It'll be a good year for weather, forecaster says
Douglas predicts wet spring; much of U.S. in 'good shape'
By MATTHEW WEAVER
SPOKANE, Wash. -- One of the most trusted names in weather calls for a wet spring and a dry summer in the Pacific Northwest and more rain for parched California.
Art Douglas delivered his latest forecast Feb. 2 as the Spokane Ag Expo kicked off.
This month, Douglas expects heavy rainfall to continue in California. The moisture will spread into the Pacific Northwest, and then the storms will move into the southern plains to aid winter wheat conditions in Kansas.
"As we go into 2010, the United States really is not threatened with drought," said Douglas, professor emeritus of atmospheric science at Creighton University in Omaha, Neb. "The main planting areas of the country are in pretty good shape."
Douglas predicts relatively mild conditions throughout the northwestern third of the United States in February, with the main cold in the Southeast.
He's keeping an eye on the warm El Niño conditions in the central Pacific Ocean, which favor warmer conditions and means there will likely not be late arctic cold affecting wheat.
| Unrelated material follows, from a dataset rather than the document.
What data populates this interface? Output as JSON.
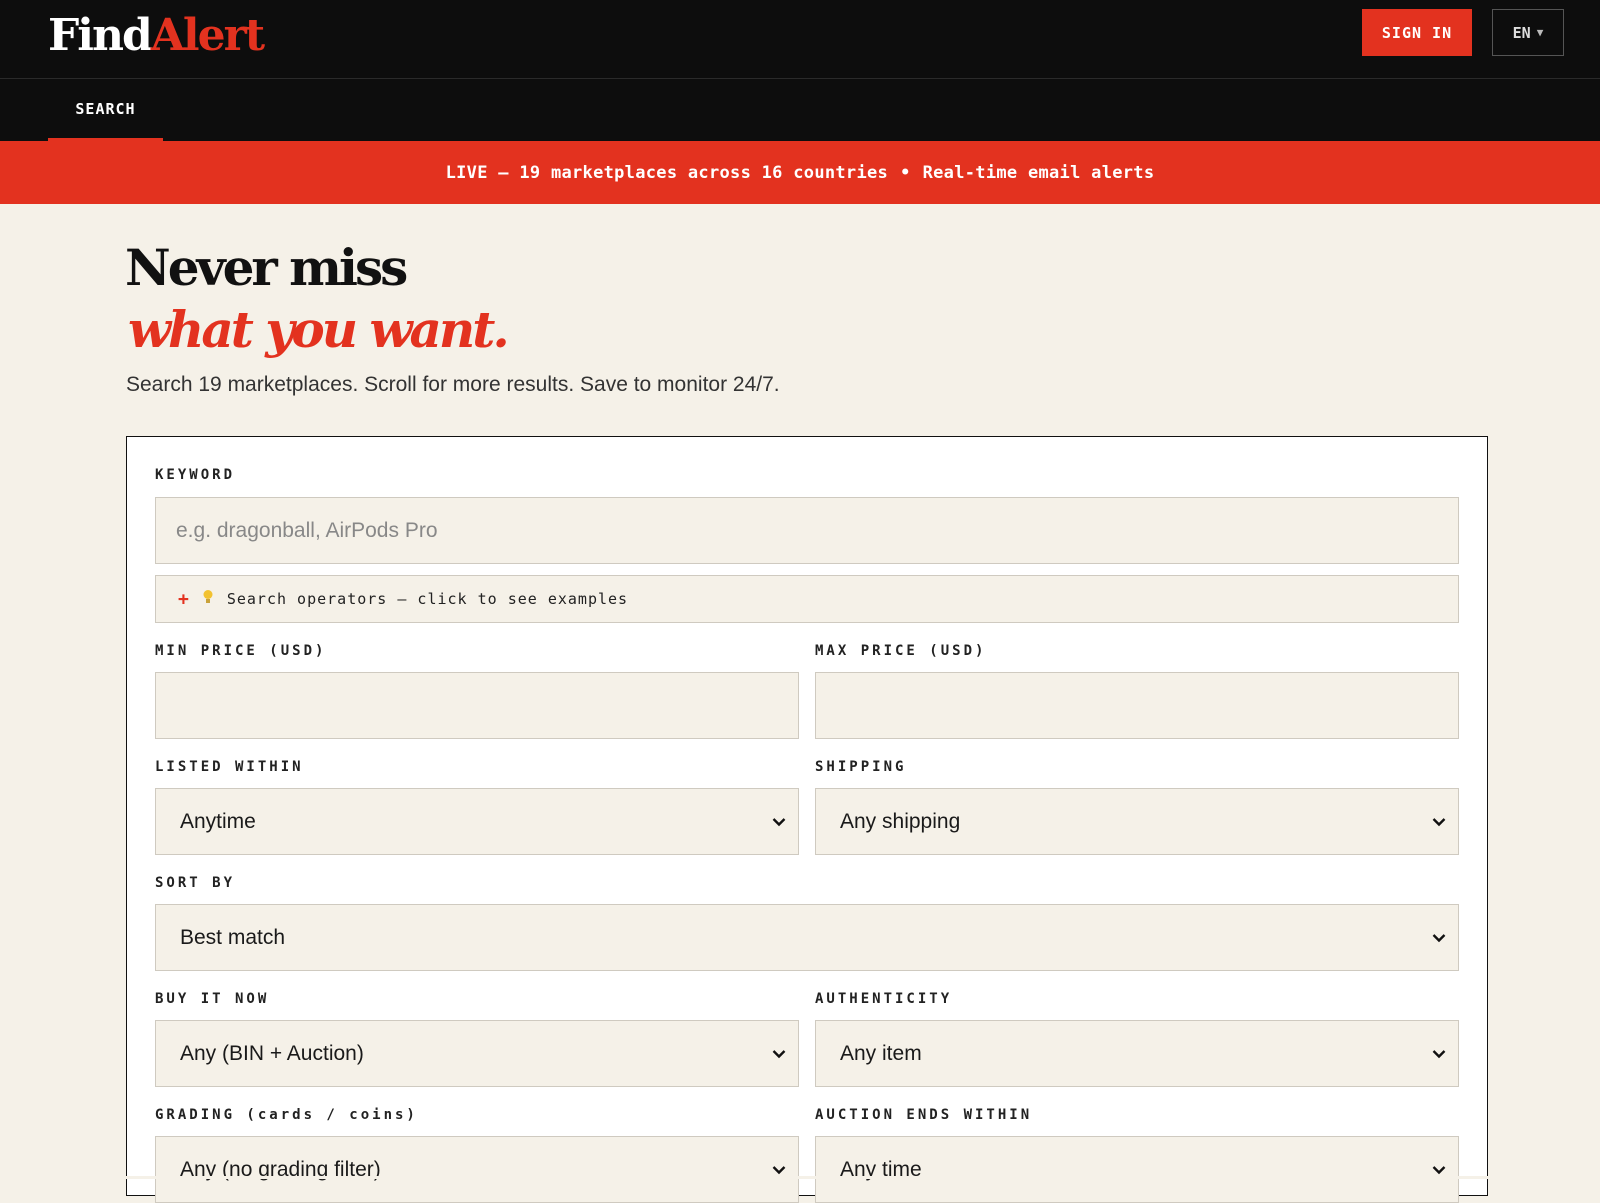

As summer approaches, Douglas called for minimal El Niño conditions through March, and La Niña conditions in July.
"That means warming and drying here in the summer," Douglas said, predicting precipitation will last until June in the Pacific Northwest, when it will turn hot.
The Midwest is too wet, Douglas said, and if the El Niño ends in May or early June, it will be better for the United States in general, improving crop development and drying fields to avoid late planting.
Other agencies have made different forecasts about El Niño, Douglas said. The National Oceanic and Atmospheric Administration predicts temperatures 11/2 degrees above normal through the summer.
Australian weather agencies predict a gradual cool-off come August, which also means a cooler, wetter Midwest in the United States and a cool summer in the Pacific Northwest.
European forecasters expect a completely different scenario for the United States, with a warm and dry Pacific Northwest in the summer and a drier spring in the Midwest.
"One of these forecasts for El Niño is going to be right," Douglas said.
Malad, Idaho, farmer Don Buehler said he was concerned about the mild weather Douglas predicted for the Midwest, which could lower the price of hard red winter wheat, he said.
"I hope he's wrong," Buehler said.
A dry land farmer, Buehler said he would work to get his wheat in the ground as soon as possible to capitalize on the wet spring in Douglas' forecast.
"Then we could carry through the summer without much rain," he said.
Elsewhere in the world, Douglas said China's rapeseed is not doing as well as is typical, while India's crops are in good shape.
Australia is not as dry as is typical in El Niño conditions, save for some spotty drought in the southwestern and southeastern corners of the nation. Recouping rainfall will be the main concern through the summer, Douglas said.
Argentina has improved from the worst drought in a century last year to ideal growing conditions. Northern Brazil is a little drier this year compared to last, but Douglas doesn't expect problems with soybean production.